The company already has its own home robot, Astro, which he introduced last fall. At the time, Amazon’s senior vice president of devices and services, David Limp, said the company launched the robot without a defined use case. In an interview with WIRED in June, Amazon vice president of consumer robotics Ken Washington said the initial focus was on home surveillance and security.

Astro is currently only available by invitation. Washington declined to share the number of Astros in people’s homes today or when Astro will be made generally available. Since launch, Amazon has pushed an update to Astro that lets people add rooms to a house map without needing to remap an entire house.

Amazon’s home robots are currently unable to coordinate activity between multiple units, but Washington said climbing stairs and coordination between Astros on multiple floors is part of the product development roadmap. Rather than hoping for Astro to attract a mass audience, acquiring iRobot would give Amazon an instant home-mapping presence at scale.
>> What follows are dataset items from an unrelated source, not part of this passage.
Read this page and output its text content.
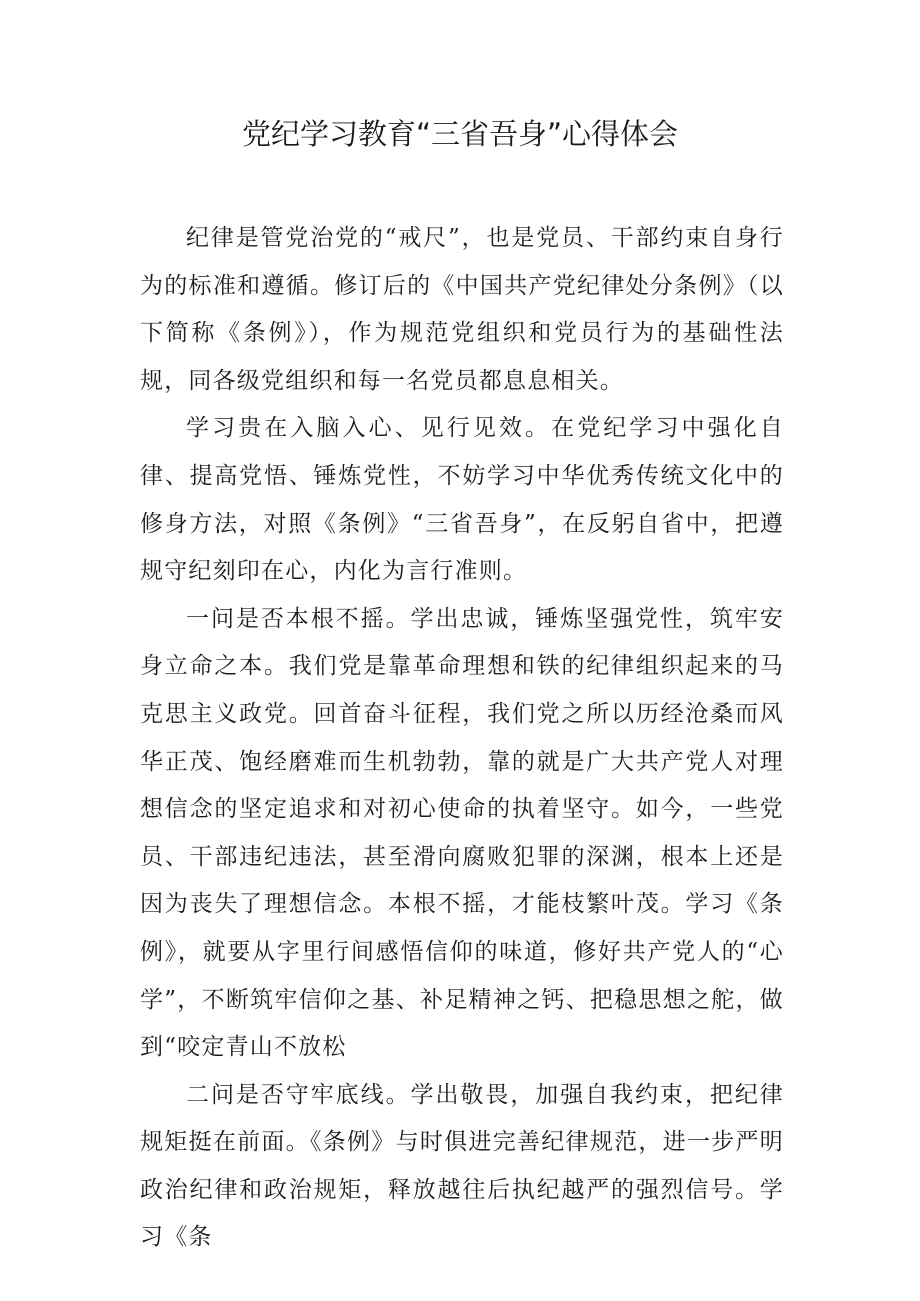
党纪学习教育“三省吾身”心得体会

纪律是管党治党的“戒尺”，也是党员、干部约束自身行为的标准和遵循。修订后的《中国共产党纪律处分条例》（以下简称《条例》），作为规范党组织和党员行为的基础性法规，同各级党组织和每一名党员都息息相关。

学习贵在入脑入心、见行见效。在党纪学习中强化自律、提高党悟、锤炼党性，不妨学习中华优秀传统文化中的修身方法，对照《条例》“三省吾身”，在反躬自省中，把遵规守纪刻印在心，内化为言行准则。

一问是否本根不摇。学出忠诚，锤炼坚强党性，筑牢安身立命之本。我们党是靠革命理想和铁的纪律组织起来的马克思主义政党。回首奋斗征程，我们党之所以历经沧桑而风华正茂、饱经磨难而生机勃勃，靠的就是广大共产党人对理想信念的坚定追求和对初心使命的执着坚守。如今，一些党员、干部违纪违法，甚至滑向腐败犯罪的深渊，根本上还是因为丧失了理想信念。本根不摇，才能枝繁叶茂。学习《条例》，就要从字里行间感悟信仰的味道，修好共产党人的“心学”，不断筑牢信仰之基、补足精神之钙、把稳思想之舵，做到“咬定青山不放松

二问是否守牢底线。学出敬畏，加强自我约束，把纪律规矩挺在前面。《条例》与时俱进完善纪律规范，进一步严明政治纪律和政治规矩，释放越往后执纪越严的强烈信号。学习《条
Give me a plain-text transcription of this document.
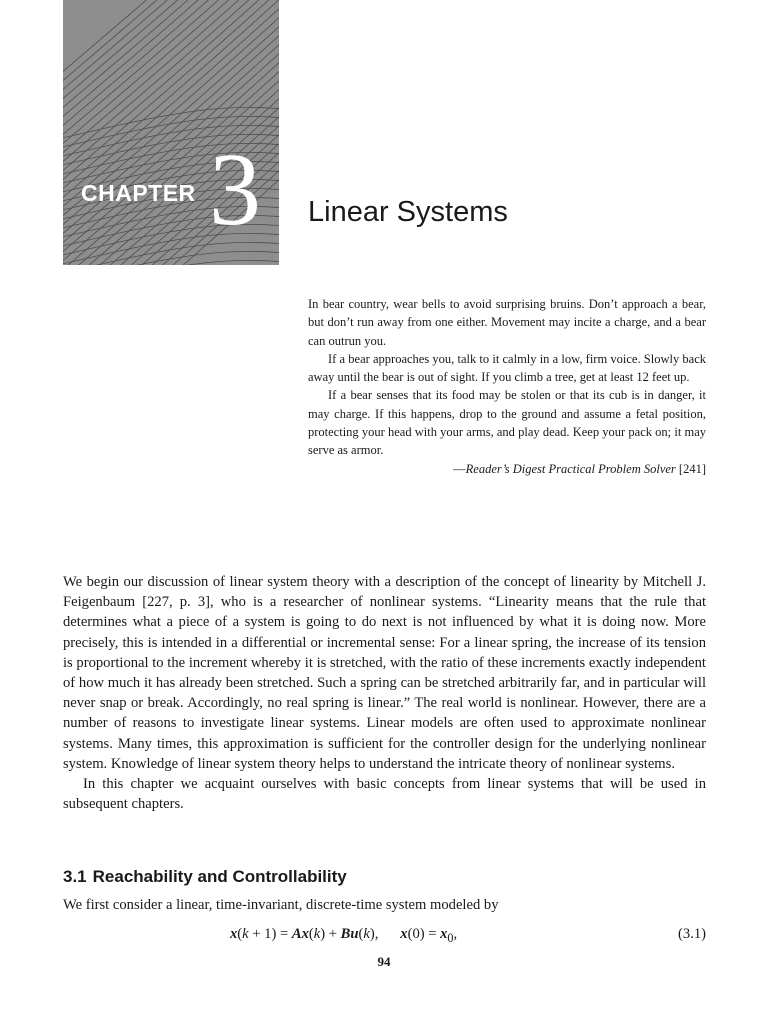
CHAPTER 3 Linear Systems

In bear country, wear bells to avoid surprising bruins. Don’t approach a bear, but don’t run away from one either. Movement may incite a charge, and a bear can outrun you.

If a bear approaches you, talk to it calmly in a low, firm voice. Slowly back away until the bear is out of sight. If you climb a tree, get at least 12 feet up.

If a bear senses that its food may be stolen or that its cub is in danger, it may charge. If this happens, drop to the ground and assume a fetal position, protecting your head with your arms, and play dead. Keep your pack on; it may serve as armor.

—Reader’s Digest Practical Problem Solver [241]

We begin our discussion of linear system theory with a description of the concept of linearity by Mitchell J. Feigenbaum [227, p. 3], who is a researcher of nonlinear systems. “Linearity means that the rule that determines what a piece of a system is going to do next is not influenced by what it is doing now. More precisely, this is intended in a differential or incremental sense: For a linear spring, the increase of its tension is proportional to the increment whereby it is stretched, with the ratio of these increments exactly independent of how much it has already been stretched. Such a spring can be stretched arbitrarily far, and in particular will never snap or break. Accordingly, no real spring is linear.” The real world is nonlinear. However, there are a number of reasons to investigate linear systems. Linear models are often used to approximate nonlinear systems. Many times, this approximation is sufficient for the controller design for the underlying nonlinear system. Knowledge of linear system theory helps to understand the intricate theory of nonlinear systems.

In this chapter we acquaint ourselves with basic concepts from linear systems that will be used in subsequent chapters.

3.1 Reachability and Controllability

We first consider a linear, time-invariant, discrete-time system modeled by

x(k + 1) = Ax(k) + Bu(k),      $x(0) = x_0$,	(3.1)
94
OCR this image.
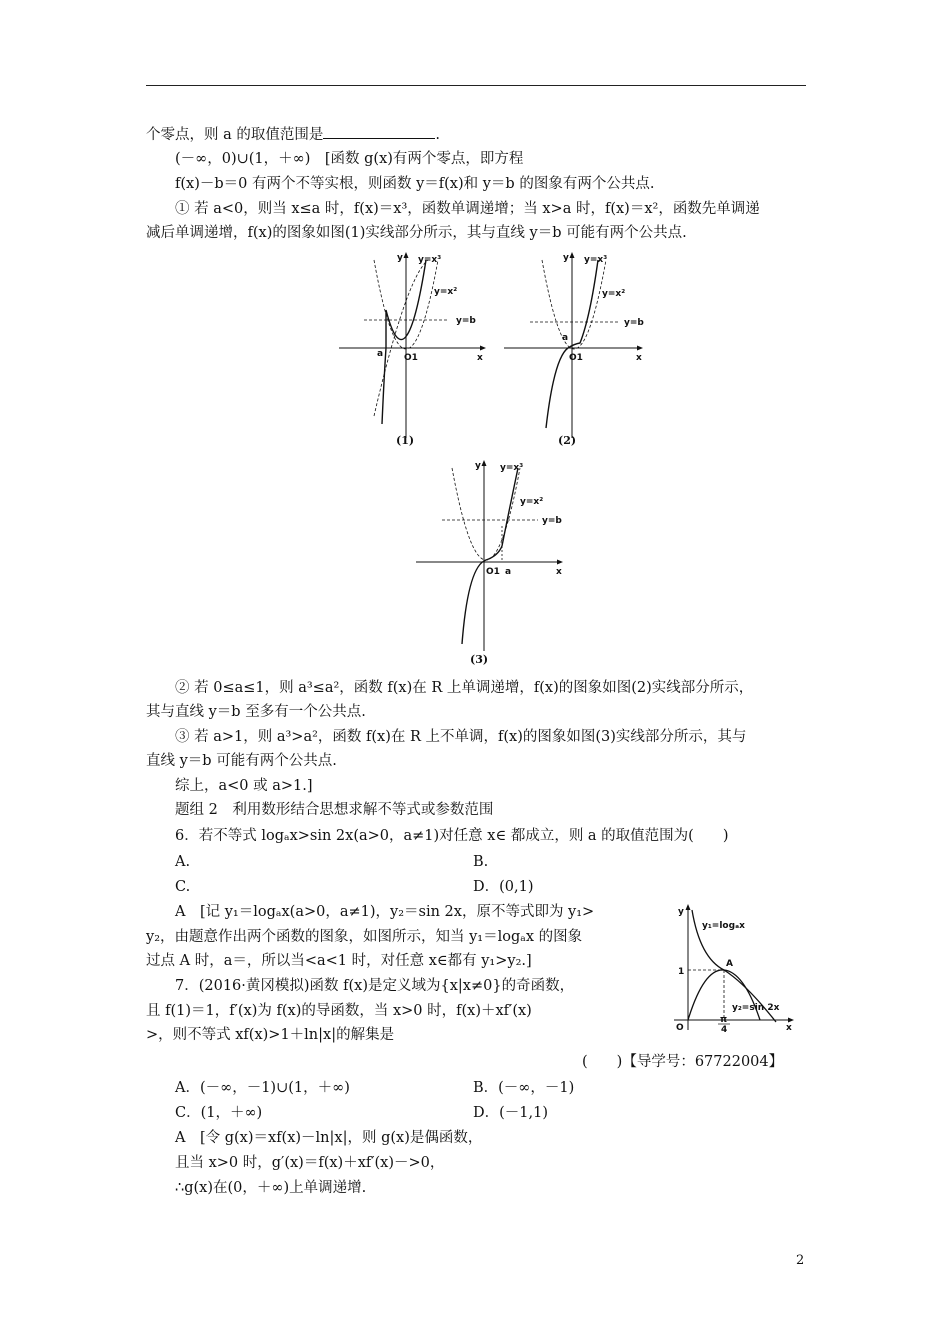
个零点，则 a 的取值范围是	.
(－∞，0)∪(1，＋∞)　[函数 g(x)有两个零点，即方程
f(x)－b＝0 有两个不等实根，则函数 y＝f(x)和 y＝b 的图象有两个公共点.
① 若 a<0，则当 x≤a 时，f(x)＝x³，函数单调递增；当 x>a 时，f(x)＝x²，函数先单调递
减后单调递增，f(x)的图象如图(1)实线部分所示，其与直线 y＝b 可能有两个公共点.
y
x
O1
a
y=x³
y=x²
y=b
(1)
y
x
O1
a
y=x³
y=x²
y=b
(2)
y
x
O1 a
y=x³
y=x²
y=b
(3)
② 若 0≤a≤1，则 a³≤a²，函数 f(x)在 R 上单调递增，f(x)的图象如图(2)实线部分所示，
其与直线 y＝b 至多有一个公共点.
③ 若 a>1，则 a³>a²，函数 f(x)在 R 上不单调，f(x)的图象如图(3)实线部分所示，其与
直线 y＝b 可能有两个公共点.
综上，a<0 或 a>1.]
题组 2　利用数形结合思想求解不等式或参数范围
6．若不等式 logₐx>sin 2x(a>0，a≠1)对任意 x∈ 都成立，则 a 的取值范围为(　　)
A.	B.
C.	D．(0,1)
A　[记 y₁＝logₐx(a>0，a≠1)，y₂＝sin 2x，原不等式即为 y₁>
y₂，由题意作出两个函数的图象，如图所示，知当 y₁＝logₐx 的图象
过点 A 时，a＝，所以当<a<1 时，对任意 x∈都有 y₁>y₂.]
y
x
O
1
A
y₁=logₐx
y₂=sin 2x
π
4
7．(2016·黄冈模拟)函数 f(x)是定义域为{x|x≠0}的奇函数，
且 f(1)＝1，f′(x)为 f(x)的导函数，当 x>0 时，f(x)＋xf′(x)
>，则不等式 xf(x)>1＋ln|x|的解集是
(　　)【导学号：67722004】
A．(－∞，－1)∪(1，＋∞)	B．(－∞，－1)
C．(1，＋∞)	D．(－1,1)
A　[令 g(x)＝xf(x)－ln|x|，则 g(x)是偶函数，
且当 x>0 时，g′(x)＝f(x)＋xf′(x)－>0，
∴g(x)在(0，＋∞)上单调递增.
2
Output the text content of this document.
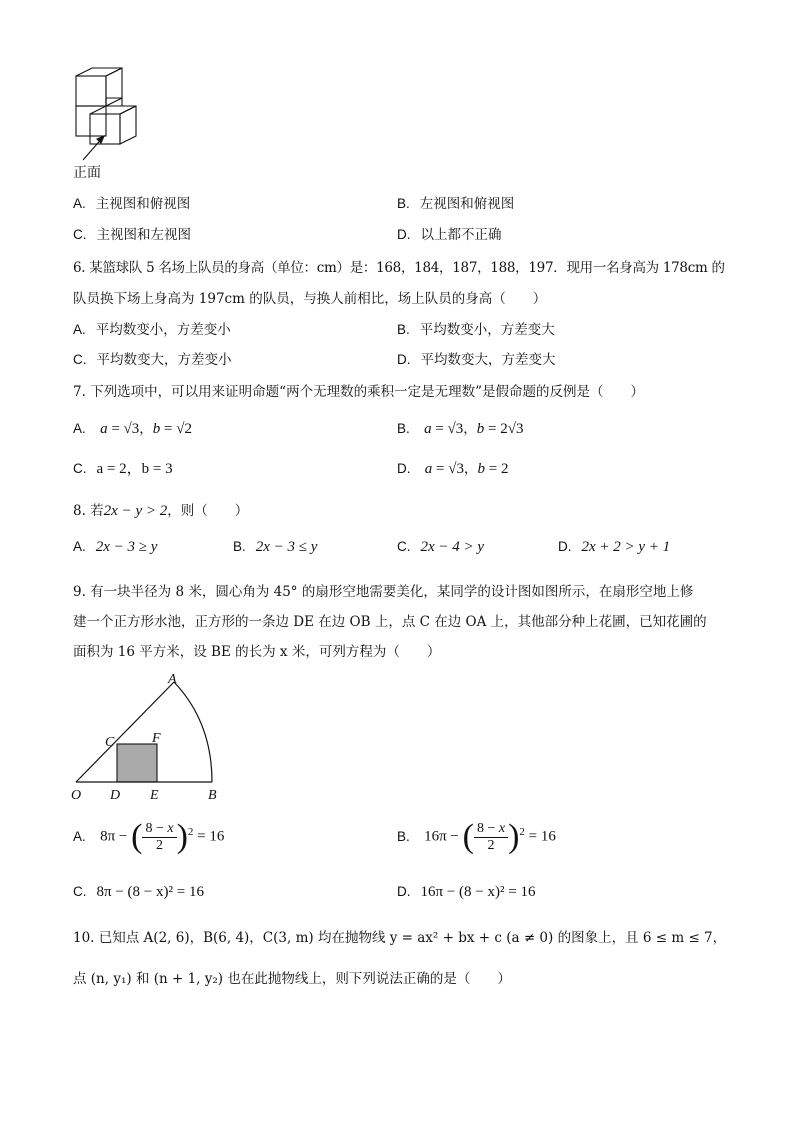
正面
A. 主视图和俯视图	B. 左视图和俯视图
C. 主视图和左视图	D. 以上都不正确
6. 某篮球队 5 名场上队员的身高（单位：cm）是：168，184，187，188，197．现用一名身高为 178cm 的
队员换下场上身高为 197cm 的队员，与换人前相比，场上队员的身高（　　）
A. 平均数变小，方差变小	B. 平均数变小，方差变大
C. 平均数变大，方差变小	D. 平均数变大，方差变大
7. 下列选项中，可以用来证明命题“两个无理数的乘积一定是无理数”是假命题的反例是（　　）
A. a = √3，b = √2	B. a = √3，b = 2√3
C. a = 2，b = 3	D. a = √3，b = 2
8. 若2x − y > 2，则（　　）
A. 2x − 3 ≥ y	B. 2x − 3 ≤ y	C. 2x − 4 > y	D. 2x + 2 > y + 1
9. 有一块半径为 8 米，圆心角为 45° 的扇形空地需要美化，某同学的设计图如图所示，在扇形空地上修
建一个正方形水池，正方形的一条边 DE 在边 OB 上，点 C 在边 OA 上，其他部分种上花圃，已知花圃的
面积为 16 平方米，设 BE 的长为 x 米，可列方程为（　　）
A
C	F
O D E	B
A. 8π − ( $\frac{8 - x}{2} )^2 = 16$	B. 16π − ( $\frac{8 - x}{2} )^2 = 16$
C. 8π − (8 − x)² = 16	D. 16π − (8 − x)² = 16
10. 已知点 A(2, 6)，B(6, 4)，C(3, m) 均在抛物线 y = ax² + bx + c (a ≠ 0) 的图象上，且 6 ≤ m ≤ 7，
点 (n, y₁) 和 (n + 1, y₂) 也在此抛物线上，则下列说法正确的是（　　）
It’s too early to tell, but the deal could come under scrutiny by the Federal Trade Commission. Privacy advocates have already spoken out in their opposition, and FTC Chairwoman Lina Khan has sharply criticized acquisitions by big tech companies. The five-member commission cemented a 3-2 Democratic majority in May. And Khan herself has made herself known in particular after a Yale Law Journal article that reinvented antitrust law, with Amazon as its focal point.

Even without bringing iRobot into the fold, there are few aspects of people’s lives that Amazon doesn’t have access to. It already tracks intimate details like what people eat, buy, watch, read, and the prescription drugs they take. Soon he might also know every inch of their home.